I’m currently finishing Quintin Hogg’s “The Door Wherein I Went” which started off horribly but actually got quite good. He’s funny. Much funnier than expected.

But my mind got a little distracted yesterday when a copy of Edward Short’s “I Knew My Place” arrived. Disappointingly, the blurb says the book is only about the first ten years of his life. Not particularly useful when you’re trying to assess someone’s time in political office.

Unperturbed I flicked open the book and glanced at the first thing I saw, which just so happened to be this:

“About ten years later I was cycling to Appleby and I saw cycling up a  hill about a hundred yards ahead of me, Eddie Robson, a boy of my own  age from New Hall farm, with whom I was friendly. A huge, laden lorry pulling an equally laden trailer passed me. When it reached Eddie it had been slowed down to a crawl by the steep gradient and, no doubt wanting to save himself a lot of pedalling over the remaining mile and a half into Appleby, he got hold of a tarpaulin rope but, tragically as it turned out, on the near side of the trailer.
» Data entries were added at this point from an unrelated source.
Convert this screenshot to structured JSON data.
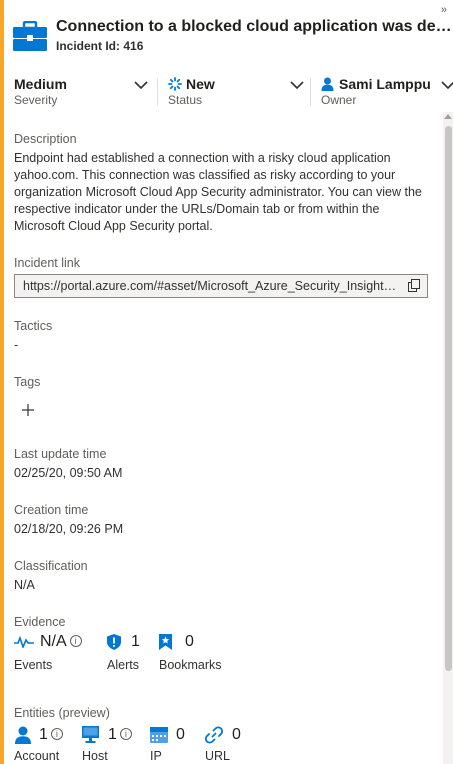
{
  "header": {
    "title": "Connection to a blocked cloud application was detec...",
    "incident_id_label": "Incident Id:",
    "incident_id": "416",
    "expand_glyph": "»"
  },
  "selectors": {
    "severity": {
      "value": "Medium",
      "caption": "Severity"
    },
    "status": {
      "value": "New",
      "caption": "Status"
    },
    "owner": {
      "value": "Sami Lamppu",
      "caption": "Owner"
    }
  },
  "details": {
    "description_label": "Description",
    "description": "Endpoint had established a connection with a risky cloud application yahoo.com. This connection was classified as risky according to your organization Microsoft Cloud App Security administrator. You can view the respective indicator under the URLs/Domain tab or from within the Microsoft Cloud App Security portal.",
    "incident_link_label": "Incident link",
    "incident_link": "https://portal.azure.com/#asset/Microsoft_Azure_Security_Insights/Incident/subscriptions/",
    "tactics_label": "Tactics",
    "tactics_value": "-",
    "tags_label": "Tags",
    "last_update_label": "Last update time",
    "last_update_value": "02/25/20, 09:50 AM",
    "creation_label": "Creation time",
    "creation_value": "02/18/20, 09:26 PM",
    "classification_label": "Classification",
    "classification_value": "N/A"
  },
  "evidence": {
    "label": "Evidence",
    "events": {
      "value": "N/A",
      "caption": "Events"
    },
    "alerts": {
      "value": "1",
      "caption": "Alerts"
    },
    "bookmarks": {
      "value": "0",
      "caption": "Bookmarks"
    }
  },
  "entities": {
    "label": "Entities (preview)",
    "account": {
      "value": "1",
      "caption": "Account"
    },
    "host": {
      "value": "1",
      "caption": "Host"
    },
    "ip": {
      "value": "0",
      "caption": "IP"
    },
    "url": {
      "value": "0",
      "caption": "URL"
    }
  },
  "colors": {
    "accent": "#f7a72a",
    "brand_blue": "#0078d4"
  }
}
The last I saw of him alive was when he disappeared over the brow of the hill with the lorry gathering speed.

A few minutes later I breasted the hill myself and found him lying in an enormous pool of blood, his head and the upper part of his body pulverized by the wheel which had passed over him. The unfortunate driver was quite unaware of what had happened and I was alone with the mangled body of my friend. Cars were few and far between in those days. The nearest house was only a quarter of a mile away but I could not leave him though I was sure he was dead. Scarcely knowing what I was doing, my heart going sixty to the dozen, I extricated his body from the grotesquely twisted bicycle. Some dreadful contortion one of the hand grips had penetrated his mouth and was visible through his cheek.

I straightened his body as gently as I could, loosened his shirt and tried, without hope, to find a faint heart beat. But there was nothing -only death, silence, destruction, blood. I sat on the grass verge holding his hand – in retrospect a silly thing to do.”

It was fifteen minutes before a car helped Short and took the body of Eddie down to the village. About fifteen minutes after that Short was violently sick and then he cried and cried. He wrote:

“The world on that fine morning looked very grey – not the soft diffused grey of the sky or the fells but a harsh, oppressive great, and I felt that at the heart of it all was a great well of unassuagable sorrow into which I peered that morning.”